Nahaufnahme eines Steuerrads
Steuerleute und politische Strategen wissen: Schon kleinste Änderungen am Kurs fallen langfristig ins Gewicht. Das Abstimmungsergebnis des DGB-Bundeskongresses ist deshalb kein Erfolg für Klimaschutz. (Foto: Thomas Gerhard/​Flickr)

Zwei Schritte zurück und einer vorwärts beim Klima-Standpunkt der Gewerkschaften: Weil die geplante Abschwächung der DGB-Position zum Klimaschutzplan 2050 erhebliche Proteste und eine Petition auslöste, wurde der eingereichte Antragsentwurf vor der Abstimmung auf dem Bundeskongress des Deutschen Gewerkschaftsbundes am späten Mittwochnachmittag noch einmal überarbeitet. Im neuen Antrag des Vorstands wird der Klimaschutzplan nun als "sinnvolle Grundlage" bezeichnet, um über den Weg zu einer kohlenstoffarmen Wirtschaft zu diskutieren.

Der DGB-Vorstand wollte die klimapolitische Ausrichtung des Gewerkschaftsdachverbandes korrigieren und die Unterstützung für den Klimaschutzplan 2050 der Bundesregierung fallenlassen.

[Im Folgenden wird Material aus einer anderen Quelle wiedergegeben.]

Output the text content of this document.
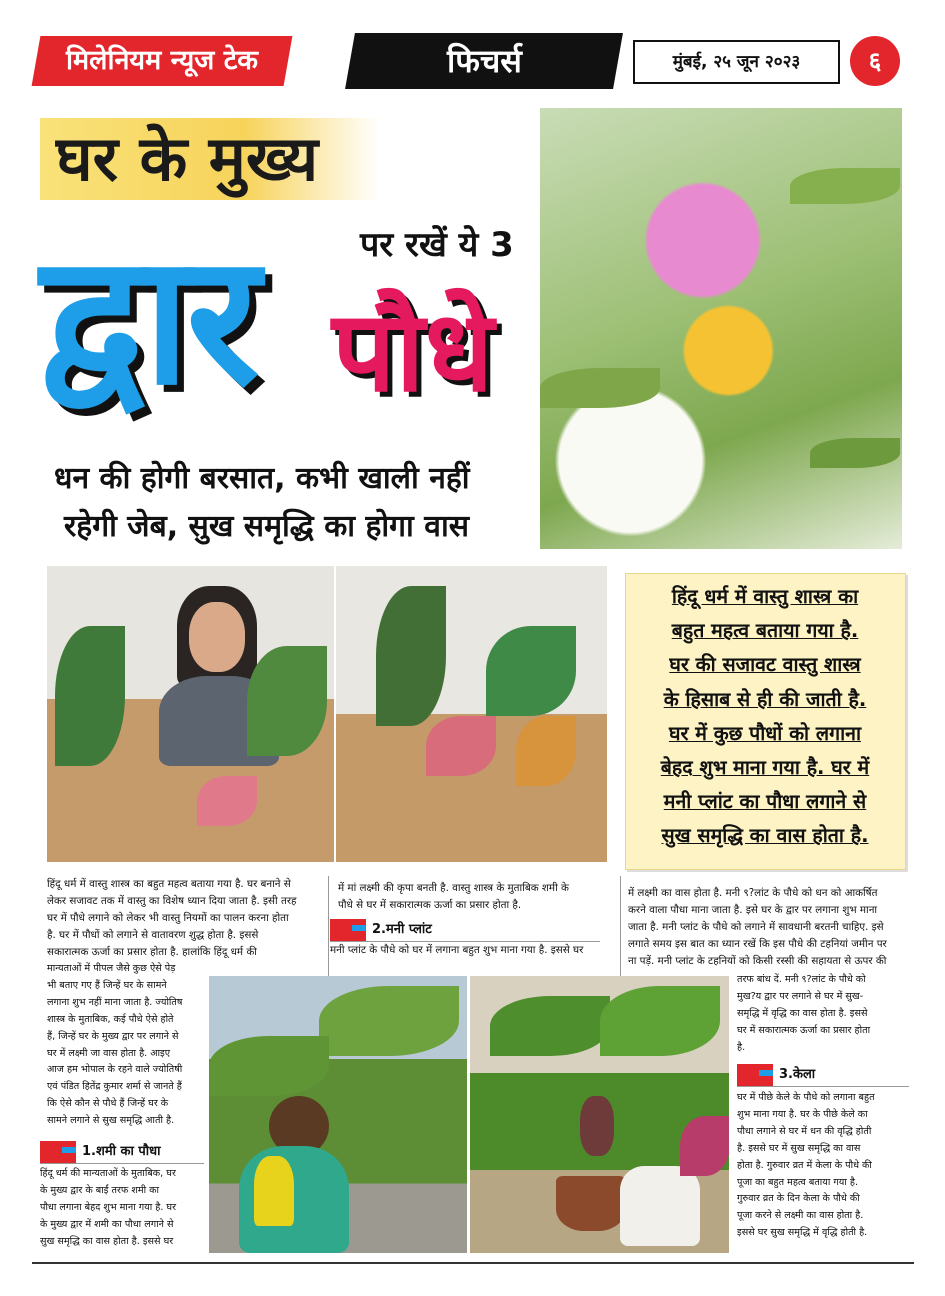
मिलेनियम न्यूज टेक	फिचर्स	मुंबई, २५ जून २०२३	६
घर के मुख्य
द्वार	पर रखें ये 3
पौधे
धन की होगी बरसात, कभी खाली नहीं
रहेगी जेब, सुख समृद्धि का होगा वास
हिंदू धर्म में वास्तु शास्त्र का
बहुत महत्व बताया गया है.
घर की सजावट वास्तु शास्त्र
के हिसाब से ही की जाती है.
घर में कुछ पौधों को लगाना
बेहद शुभ माना गया है. घर में
मनी प्लांट का पौधा लगाने से
सुख समृद्धि का वास होता है.
हिंदू धर्म में वास्तु शास्त्र का बहुत महत्व बताया गया है. घर बनाने से
लेकर सजावट तक में वास्तु का विशेष ध्यान दिया जाता है. इसी तरह
घर में पौधे लगाने को लेकर भी वास्तु नियमों का पालन करना होता
है. घर में पौधों को लगाने से वातावरण शुद्ध होता है. इससे
सकारात्मक ऊर्जा का प्रसार होता है. हालांकि हिंदू धर्म की
मान्यताओं में पीपल जैसे कुछ ऐसे पेड़
भी बताए गए हैं जिन्हें घर के सामने
लगाना शुभ नहीं माना जाता है. ज्योतिष
शास्त्र के मुताबिक, कई पौधे ऐसे होते
हैं, जिन्हें घर के मुख्य द्वार पर लगाने से
घर में लक्ष्मी जा वास होता है. आइए
आज हम भोपाल के रहने वाले ज्योतिषी
एवं पंडित हितेंद्र कुमार शर्मा से जानते हैं
कि ऐसे कौन से पौधे हैं जिन्हें घर के
सामने लगाने से सुख समृद्धि आती है.
1.शमी का पौधा
हिंदू धर्म की मान्यताओं के मुताबिक, घर
के मुख्य द्वार के बाईं तरफ शमी का
पौधा लगाना बेहद शुभ माना गया है. घर
के मुख्य द्वार में शमी का पौधा लगाने से
सुख समृद्धि का वास होता है. इससे घर
में मां लक्ष्मी की कृपा बनती है. वास्तु शास्त्र के मुताबिक शमी के
पौधे से घर में सकारात्मक ऊर्जा का प्रसार होता है.
2.मनी प्लांट
मनी प्लांट के पौधे को घर में लगाना बहुत शुभ माना गया है. इससे घर
में लक्ष्मी का वास होता है. मनी ९?लांट के पौधे को धन को आकर्षित
करने वाला पौधा माना जाता है. इसे घर के द्वार पर लगाना शुभ माना
जाता है. मनी प्लांट के पौधे को लगाने में सावधानी बरतनी चाहिए. इसे
लगाते समय इस बात का ध्यान रखें कि इस पौधे की टहनियां जमीन पर
ना पड़ें. मनी प्लांट के टहनियों को किसी रस्सी की सहायता से ऊपर की
तरफ बांध दें. मनी ९?लांट के पौधे को
मुख?य द्वार पर लगाने से घर में सुख-
समृद्धि में वृद्धि का वास होता है. इससे
घर में सकारात्मक ऊर्जा का प्रसार होता
है.
3.केला
घर में पीछे केले के पौधे को लगाना बहुत
शुभ माना गया है. घर के पीछे केले का
पौधा लगाने से घर में धन की वृद्धि होती
है. इससे घर में सुख समृद्धि का वास
होता है. गुरुवार व्रत में केला के पौधे की
पूजा का बहुत महत्व बताया गया है.
गुरुवार व्रत के दिन केला के पौधे की
पूजा करने से लक्ष्मी का वास होता है.
इससे घर सुख समृद्धि में वृद्धि होती है.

In dem Leitantrag hieß es zunächst nur, dass der DGB die Klimaschutzziele von Paris – also die Erderwärmung auf deutlich unter zwei Grad zu begrenzen – unterstütze. Die nationalen Klimaziele für 2020 und 2030 sowie der Klimaschutzplan, der dazu konkrete Vorhaben enthält, blieben unerwähnt.

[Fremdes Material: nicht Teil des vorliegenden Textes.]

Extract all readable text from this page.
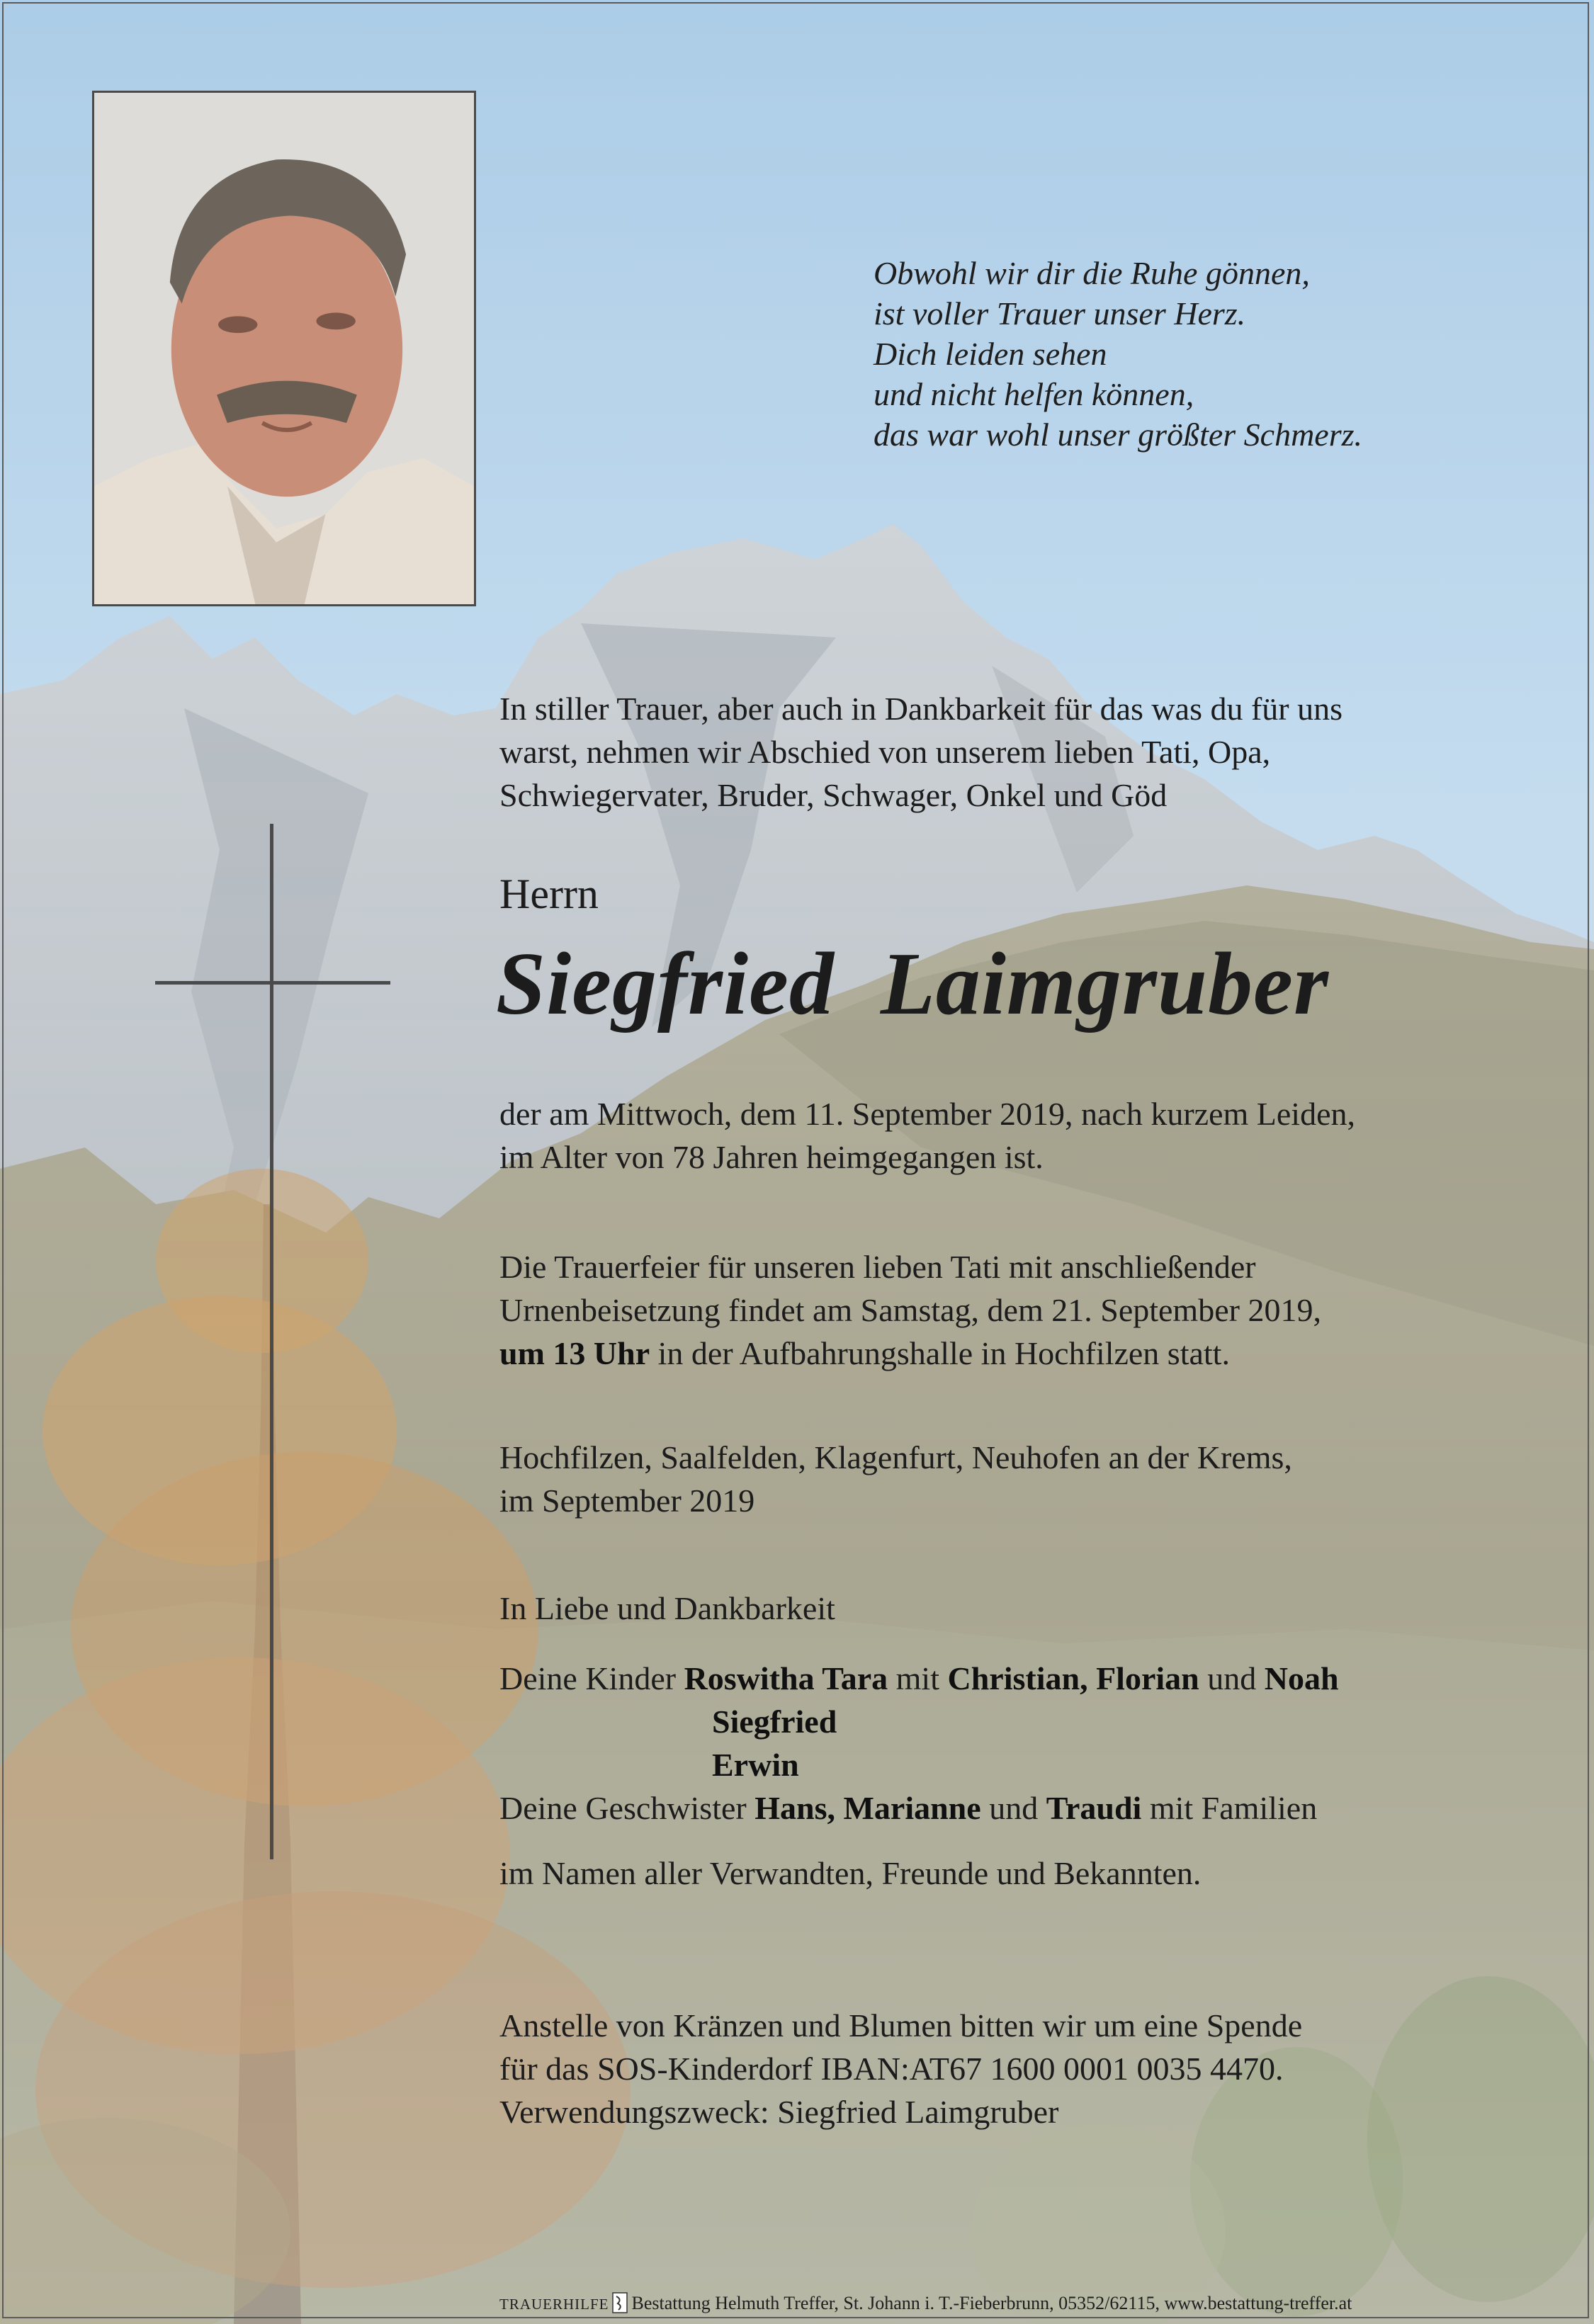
Obwohl wir dir die Ruhe gönnen,
ist voller Trauer unser Herz.
Dich leiden sehen
und nicht helfen können,
das war wohl unser größter Schmerz.
In stiller Trauer, aber auch in Dankbarkeit für das was du für uns
warst, nehmen wir Abschied von unserem lieben Tati, Opa,
Schwiegervater, Bruder, Schwager, Onkel und Göd
Herrn
Siegfried  Laimgruber
der am Mittwoch, dem 11. September 2019, nach kurzem Leiden,
im Alter von 78 Jahren heimgegangen ist.
Die Trauerfeier für unseren lieben Tati mit anschließender
Urnenbeisetzung findet am Samstag, dem 21. September 2019,
um 13 Uhr in der Aufbahrungshalle in Hochfilzen statt.
Hochfilzen, Saalfelden, Klagenfurt, Neuhofen an der Krems,
im September 2019
In Liebe und Dankbarkeit
Deine Kinder Roswitha Tara mit Christian, Florian und Noah
Siegfried
Erwin
Deine Geschwister Hans, Marianne und Traudi mit Familien
im Namen aller Verwandten, Freunde und Bekannten.
Anstelle von Kränzen und Blumen bitten wir um eine Spende
für das SOS-Kinderdorf IBAN:AT67 1600 0001 0035 4470.
Verwendungszweck: Siegfried Laimgruber
TRAUERHILFE Bestattung Helmuth Treffer, St. Johann i. T.-Fieberbrunn, 05352/62115, www.bestattung-treffer.at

Stattdessen kritisierte der Antrag, dass die Umbauprozesse zu "mehr Zielkonflikten" führten, für deren Bearbeitung es "bisher noch zu wenig adäquate Instrumente" gebe. Im überarbeiteten Klimaantrag wird nun der Klimaschutzplan anerkannt, aber zugleich Kritik daran geübt. Bei der Vorstellung des Plans im Oktober 2016 hatte der DGB seine Unterstützung noch mit weniger kritischen Worten versehen.

Klimapolitik spaltet Gewerkschaften

Auf dem DGB-Bundeskongress, der seit Sonntag in Berlin stattfindet, sollen über 400 Delegierte aus den acht DGB-Gewerkschaften die Leitlinien für den politischen Kurs der kommenden vier Jahre bestimmen. In puncto Klimaschutz liegen die Positionen dabei weit auseinander. Die Differenzen sind offenbar so groß, dass eine geheime Abstimmung gefordert wurde. Dabei stimmten 249 von 355 Delegierten für den überarbeiteten Klimaantrag. 

Für Petra Reinbold-Knape, Vorstandsmitglied bei der energiewendekritischen Bergbau- und Energiegewerkschaft IG BCE, ist der überarbeitete Antrag ein "tragfähiger Kompromiss". Die Gestaltung eines "gerechten Strukturwandels" müsse das zentrale Motiv der Gewerkschaften sein. Die IG BCE, in der unter anderem Kohle-Beschäftigte und Kraftwerksmitarbeiter organisiert sind, hatte bei der Erarbeitung des Klimaschutzplans gegen eine schnellere Gangart in der Energiewende gewettert und verbindliche Vorgaben für einzelne Sektoren abgelehnt.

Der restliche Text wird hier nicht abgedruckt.